Your feedback is appreciated.


  • So.

    After a couple days of dead air here I called our friends at dbx and here's the feedback (no pun intended).

    - The mixer gain *is* disabled during RTA.

    - The onboard compressor / limiter should be disabled as they can affect the output of the pink noise. There's a little gem that might belong in the documentation folks.

    - Mic placement should be a triad between the 2 mains and the RTA mic of roughly equidistant proportion with the mic tilted toward one main speaker. Another tidbit for Version 2 of the manual imo.

    - nominal amounts of ambient noise should not adversely affect the process

    - don't expect to use RTA in an outside venue.

    There ya have it folks.


  • GadgetGadget Posts: 4,915
    Sorry zive been busy.. skip all that crap and do the new indooer method
    http://www.driverack.com/drug/index.asp posted here in the tutorials section...
    The problems you are facing is one of lack of knowledge of what room acoustics do to the RTA signal. readall the tutorials stuff especially the white papesr by Mike Kovach... once you understand why you cannot EQ a room you will be far ahead.. using the triad method without understanding what its doing is senseless. To many reflected paths to have any usable info, thats why it sounds terrible.. so read up and ask some pointed questions...
  • I keep asking these questions.
    What is the recommended distance from speaker to microphone and microphone to the floor?
    Is the reflective surface - concrete vs wood (as you show) vs earth important? A PZM has the metal body of the mic housing as its boundry, would a sheet of aluminum be a good choice?
    Do you still set the output to the desired max (say 105db) for the space where you'll be performing?
    Does this method work as well for setting a baseline as an open field? It is certainly easier to find an open 25sq ft area than getting alt least 50' from a reflective surface!

  • GadgetGadget Posts: 4,915
    Sorry, I don't always catch the questions..I'm very busy, and I am the one who has been around the longest.. so I kind of have my finger on the pulse of the DR, that doesn't mean I have all the answers...

    the reason for the board was I could't get the mic close enough to the floor. The PZM would have to be as flat in response as the RTM mic for it to be used, and that is VERY FLAT.

    Outdoors. 6-8 feet on axis located/aimed between the woofer, and horn of the top cabs. a concrete slab would be bad also, the farther away the louder you need to be..The DRPA will not let you get too loud.. it will tell you to turn it down if its too loud...get close to the volume you intent to run or the info is not valid...

    The problem with ANY indoor RTA and 50' will still cause problems, is cancellations from reflections. every surface will cause these problems, and affect the process.. the distance off the floor will also cause problems...

    Have you gone to the archive forum and read the tutorials, and user submitted white papers? if not do so there is a ton of info there..

    Yes alumunium would be great...
  • I think the RTA methods are being mixed here.
    I understand that doing an outdoor farfield measurement you want the mic 6-8' away etc but with the new nearfield method how far away should the speaker be from the mic How close was your mic to the piece of wood ?
  • GadgetGadget Posts: 4,915
    The answer here depends on the speaker.

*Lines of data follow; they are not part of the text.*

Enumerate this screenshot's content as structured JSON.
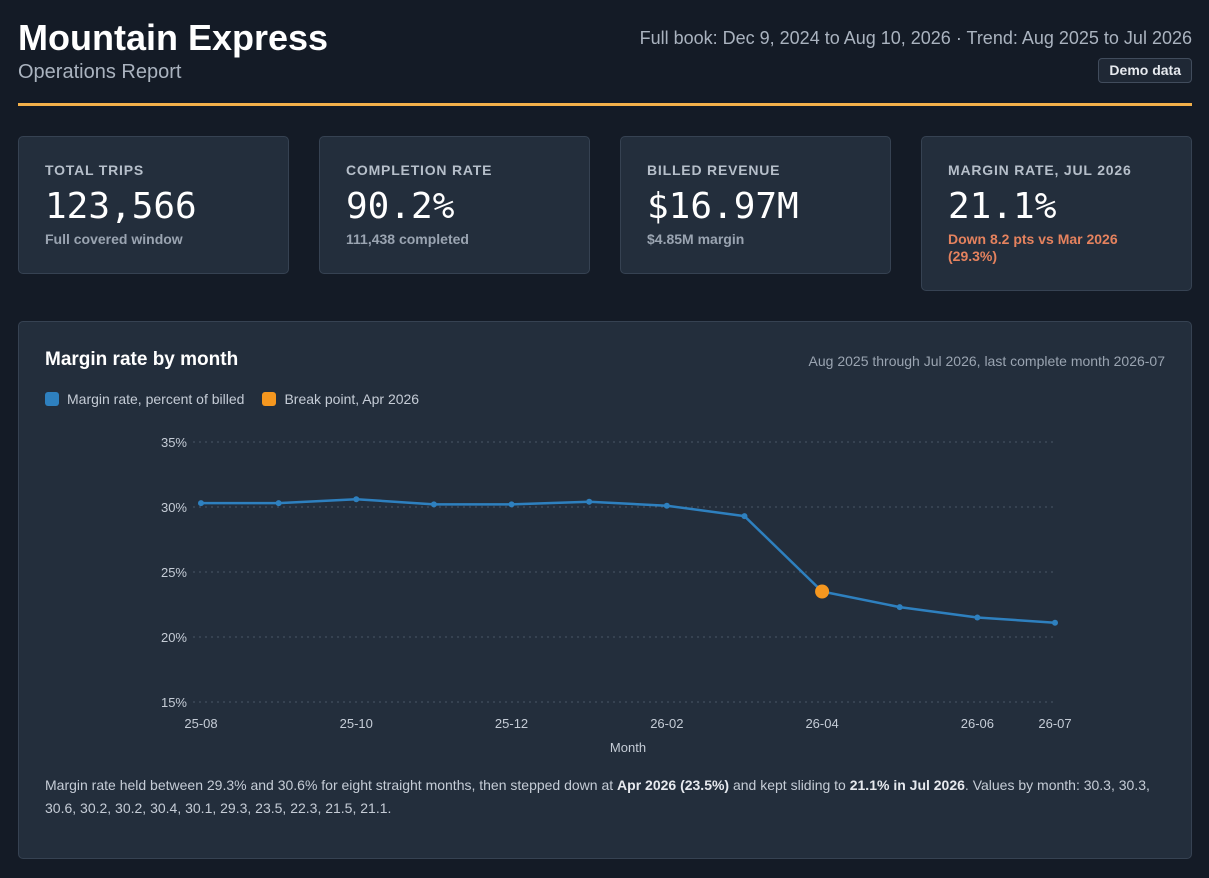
{
  "header": {
    "title": "Mountain Express",
    "subtitle": "Operations Report",
    "range": "Full book: Dec 9, 2024 to Aug 10, 2026 · Trend: Aug 2025 to Jul 2026",
    "badge": "Demo data"
  },
  "kpis": [
    {
      "label": "TOTAL TRIPS",
      "value": "123,566",
      "sub": "Full covered window"
    },
    {
      "label": "COMPLETION RATE",
      "value": "90.2%",
      "sub": "111,438 completed"
    },
    {
      "label": "BILLED REVENUE",
      "value": "$16.97M",
      "sub": "$4.85M margin"
    },
    {
      "label": "MARGIN RATE, JUL 2026",
      "value": "21.1%",
      "sub": "Down 8.2 pts vs Mar 2026 (29.3%)"
    }
  ],
  "panel": {
    "title": "Margin rate by month",
    "meta": "Aug 2025 through Jul 2026, last complete month 2026-07",
    "legend": [
      {
        "label": "Margin rate, percent of billed",
        "color": "#2e80bf"
      },
      {
        "label": "Break point, Apr 2026",
        "color": "#f5971f"
      }
    ],
    "summary": {
      "part1": "Margin rate held between 29.3% and 30.6% for eight straight months, then stepped down at ",
      "bold1": "Apr 2026 (23.5%)",
      "part2": " and kept sliding to ",
      "bold2": "21.1% in Jul 2026",
      "part3": ". Values by month: 30.3, 30.3, 30.6, 30.2, 30.2, 30.4, 30.1, 29.3, 23.5, 22.3, 21.5, 21.1."
    }
  },
  "chart_data": {
    "type": "line",
    "x": [
      "25-08",
      "25-09",
      "25-10",
      "25-11",
      "25-12",
      "26-01",
      "26-02",
      "26-03",
      "26-04",
      "26-05",
      "26-06",
      "26-07"
    ],
    "x_tick_labels": [
      "25-08",
      "25-10",
      "25-12",
      "26-02",
      "26-04",
      "26-06",
      "26-07"
    ],
    "series": [
      {
        "name": "Margin rate, percent of billed",
        "values": [
          30.3,
          30.3,
          30.6,
          30.2,
          30.2,
          30.4,
          30.1,
          29.3,
          23.5,
          22.3,
          21.5,
          21.1
        ],
        "color": "#2e80bf"
      }
    ],
    "highlight": {
      "x": "26-04",
      "value": 23.5,
      "color": "#f5971f"
    },
    "y_ticks": [
      "15%",
      "20%",
      "25%",
      "30%",
      "35%"
    ],
    "ylim": [
      15,
      35
    ],
    "xlabel": "Month",
    "ylabel": "",
    "grid": true
  }
}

A 2X15 with a horn cannot be tipped safely (without rigging) very far, so you need to tip them as far as possible)safely),then move the focus point (of the mic) but make sure the mic hears the horn directly. The resultant volume of the process would have to be louder the farther the mic is from the speaker. In the case of the co-axial monitor mains I built, the process with the DRPA was relativley quiet.

    The mic is 1/8 to 1/4\" away very short wavelengths to minimise reflected cancellation...
  • Thank you. This is what I needed.
    I'm also dealing with a co-axial horn top. my thought was to angle it at 45° about 6\" off the floor and put the mic on a desk stand with a boom about 2\" out in the center of the (projected) top and bottom planes of the speaker. The surface would be a 4'x4' piece of particle board. The speaker would be off the board to de-couple it.